Choma held B.S., M.S., and Ph.D. degrees in electrical engineering from the University of Pittsburgh. His graduate theses were:
- "Design of a Transistor Phasemeter," M.S. Thesis, University of Pittsburgh, 1965.
- "Stability Analysis of Class C Transistor Amplifiers," Ph. D. Dissertation, University of Pittsburgh, 1969.

Choma joined the USC faculty in 1980. He taught undergraduate and graduate courses in electrical circuit theory, filters, and analog integrated electronics, and advised industry in subjects relating to broadband analog and high-speed digital integrated circuit analysis, design, and modeling.

He died on August 10, 2014.

==Publications==

Choma was the author or co-author of some several hundred journal and conference papers and the presenter of dozens of invited short courses, seminars, and tutorials. He authored or co-authored several books in the field of analog circuits and network theory, including:
- The Wiley Interscience text on electrical network theory, "Electrical Networks: Theory and Analysis"
- Co-author with Professor Wai-Kai Chen of the text "Feedback Networks: Theory and Circuit Applications"
- Co-author with Dr. Greg Rollins of the chapter 8, "Radiation Effects on Semiconductors", of "Space Communications and Nuclear Scintillation"
- An area editor of the IEEE/CRC Press Handbook of Circuits and Filters.

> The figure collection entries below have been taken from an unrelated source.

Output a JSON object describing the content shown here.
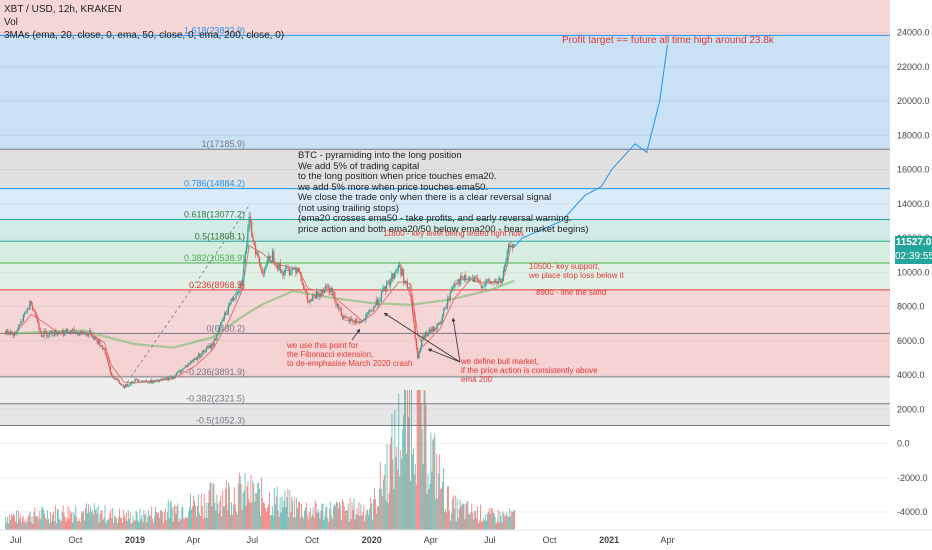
{
  "header": {
    "title": "XBT / USD, 12h, KRAKEN",
    "vol_label": "Vol",
    "indicator_label": "3MAs (ema, 20, close, 0, ema, 50, close, 0, ema, 200, close, 0)"
  },
  "price_tags": {
    "last_price": "11527.0",
    "countdown": "02:39:55",
    "color": "#26a69a"
  },
  "chart_data": {
    "type": "candlestick",
    "ylim": [
      -5000,
      26000
    ],
    "y_ticks": [
      "24000.0",
      "22000.0",
      "20000.0",
      "18000.0",
      "16000.0",
      "14000.0",
      "12000.0",
      "10000.0",
      "8000.0",
      "6000.0",
      "4000.0",
      "2000.0",
      "0.0",
      "-2000.0",
      "-4000.0"
    ],
    "y_tick_values": [
      24000,
      22000,
      20000,
      18000,
      16000,
      14000,
      12000,
      10000,
      8000,
      6000,
      4000,
      2000,
      0,
      -2000,
      -4000
    ],
    "x_ticks": [
      "Jul",
      "Oct",
      "2019",
      "Apr",
      "Jul",
      "Oct",
      "2020",
      "Apr",
      "Jul",
      "Oct",
      "2021",
      "Apr"
    ],
    "x_tick_dates": [
      "2018-07-01",
      "2018-10-01",
      "2019-01-01",
      "2019-04-01",
      "2019-07-01",
      "2019-10-01",
      "2020-01-01",
      "2020-04-01",
      "2020-07-01",
      "2020-10-01",
      "2021-01-01",
      "2021-04-01"
    ],
    "fib_levels": [
      {
        "label": "1.618(23832.9)",
        "value": 23832.9
      },
      {
        "label": "1(17185.9)",
        "value": 17185.9
      },
      {
        "label": "0.786(14884.2)",
        "value": 14884.2
      },
      {
        "label": "0.618(13077.2)",
        "value": 13077.2
      },
      {
        "label": "0.5(11808.1)",
        "value": 11808.1
      },
      {
        "label": "0.382(10538.9)",
        "value": 10538.9
      },
      {
        "label": "0.236(8968.5)",
        "value": 8968.5
      },
      {
        "label": "0(6430.2)",
        "value": 6430.2
      },
      {
        "label": "-0.236(3891.9)",
        "value": 3891.9
      },
      {
        "label": "-0.382(2321.5)",
        "value": 2321.5
      },
      {
        "label": "-0.5(1052.3)",
        "value": 1052.3
      }
    ],
    "price_series": {
      "name": "XBT/USD",
      "x": [
        "2018-06-15",
        "2018-07-01",
        "2018-07-25",
        "2018-08-10",
        "2018-09-05",
        "2018-10-01",
        "2018-10-25",
        "2018-11-15",
        "2018-11-25",
        "2018-12-15",
        "2019-01-01",
        "2019-02-01",
        "2019-03-01",
        "2019-04-05",
        "2019-05-01",
        "2019-05-25",
        "2019-06-15",
        "2019-06-26",
        "2019-07-15",
        "2019-08-01",
        "2019-08-15",
        "2019-09-10",
        "2019-09-25",
        "2019-10-26",
        "2019-11-20",
        "2019-12-18",
        "2020-01-05",
        "2020-02-12",
        "2020-03-01",
        "2020-03-12",
        "2020-03-20",
        "2020-04-15",
        "2020-05-08",
        "2020-06-01",
        "2020-06-20",
        "2020-07-20",
        "2020-07-28",
        "2020-08-02",
        "2020-08-08"
      ],
      "values": [
        6500,
        6400,
        8300,
        6400,
        6500,
        6500,
        6400,
        5500,
        4000,
        3300,
        3700,
        3600,
        3900,
        5000,
        5800,
        8000,
        9500,
        12900,
        10000,
        11000,
        10000,
        10300,
        8200,
        9300,
        7200,
        7100,
        8000,
        10400,
        8600,
        4900,
        6200,
        7000,
        9500,
        9600,
        9300,
        9500,
        11000,
        11800,
        11500
      ]
    },
    "projection": {
      "x": [
        "2020-08-20",
        "2020-10-20",
        "2020-11-25",
        "2020-12-20",
        "2021-01-05",
        "2021-02-10",
        "2021-02-28",
        "2021-03-20",
        "2021-04-01"
      ],
      "values": [
        12000,
        13000,
        14500,
        15000,
        16000,
        17500,
        17000,
        20000,
        23300
      ]
    },
    "ema_200": {
      "x": [
        "2018-06-15",
        "2018-09-01",
        "2018-10-15",
        "2018-11-20",
        "2019-01-01",
        "2019-03-01",
        "2019-05-01",
        "2019-06-15",
        "2019-07-15",
        "2019-09-01",
        "2019-11-01",
        "2020-01-01",
        "2020-03-01",
        "2020-05-01",
        "2020-07-01",
        "2020-08-08"
      ],
      "values": [
        6400,
        6550,
        6600,
        6200,
        5800,
        5600,
        6200,
        7400,
        8100,
        8900,
        8500,
        8200,
        8100,
        8400,
        8950,
        9500
      ]
    },
    "volume": {
      "x": [
        "2018-07",
        "2018-10",
        "2019-01",
        "2019-04",
        "2019-06",
        "2019-07",
        "2019-10",
        "2020-01",
        "2020-03",
        "2020-05",
        "2020-07"
      ],
      "values": [
        100,
        150,
        100,
        200,
        300,
        280,
        150,
        170,
        1000,
        180,
        110
      ]
    }
  },
  "notes": {
    "main": [
      "BTC - pyramiding into the long position",
      "We add 5% of trading capital",
      "to the long position when price touches ema20.",
      "we add 5% more when price touches ema50.",
      "We close the trade only when there is a clear reversal signal",
      "(not using trailing stops)",
      "(ema20 crosses ema50 - take profits, and early reversal warning.",
      "price action and both ema20/50 below ema200 - bear market begins)"
    ],
    "target": "Profit target == future all time high around 23.8k",
    "level_11800": "11800 - key level being tested right now.",
    "level_10500": [
      "10500- key support,",
      "we place stop loss below it"
    ],
    "level_8900": "8900 - line the sand",
    "fib_point": [
      "we use this point for",
      "the Fibonacci extension,",
      "to de-emphasise March 2020 crash"
    ],
    "bull_market": [
      "we define bull market,",
      "if the price action is consistently above",
      "ema 200"
    ]
  },
  "colors": {
    "up": "#26a69a",
    "down": "#ef5350",
    "projection": "#2196f3",
    "ema_200": "#66bb6a",
    "annotation": "#e53935"
  }
}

==Professional Society Activities==

Professor Choma has served professional societies in the capacities of:

- The IEEE Circuits and Systems Society as a member of its Board of Governors, its Vice President for Administration, and its President
- An Associate Editor and Editor–In–Chief of the IEEE Transactions on Circuits and Systems, Part II.
- Associate Editor of the Journal of Analog Integrated Circuits and Signal Processing
- A former Regional Editor of the Journal of Circuits, Systems, and Computers.

His IEEE awards and honors include:

- Fellow, IEEE, awarded 1 January 1991 by the IEEE Circuits and Systems Society; citation reads: "For contributions to circuit analyses and the modeling of wideband analog circuits and systems"
- IEEE Prize Paper Award, awarded on 25 May 1994 by the IEEE Microwave Theory and Techniques Society for the paper (co-authored by P. C. Grossman): "Large Signal Modeling of HBT's, Including Self-Heating And Transit Time Effects,"
- IEEE Circuits and Systems Society Education Award, 1999, presented at the 1999 IEEE International Symposium On Circuits and Systems, Orlando, 1 June 1999.
- Golden Jubilee Medal, awarded 6 December 1999 by the IEEE Circuits and Systems Society; citation reads: "In recognition of outstanding contributions to the society"
- IEEE Millennium Medal, awarded 24 January 2000 by the IEEE; citation reads: "In recognition and appreciation of valued services and contributions"
- IEEE Circuits and Systems Society Meritorious Service Award, 2000, presented at the 2000 IEEE International Symposium On Circuits and Systems, Geneva, Switzerland, 30 May 2000; citation reads: "For leadership services as administrative Vice–President, President, and CAS Transactions Editor, and for contributions to CAS educational programs, including technical short courses and specialized workshops in state-of-the-art and emerging technologies."
- Editor, IEEE Transactions on Circuits and Systems, July 1995 to July 1997.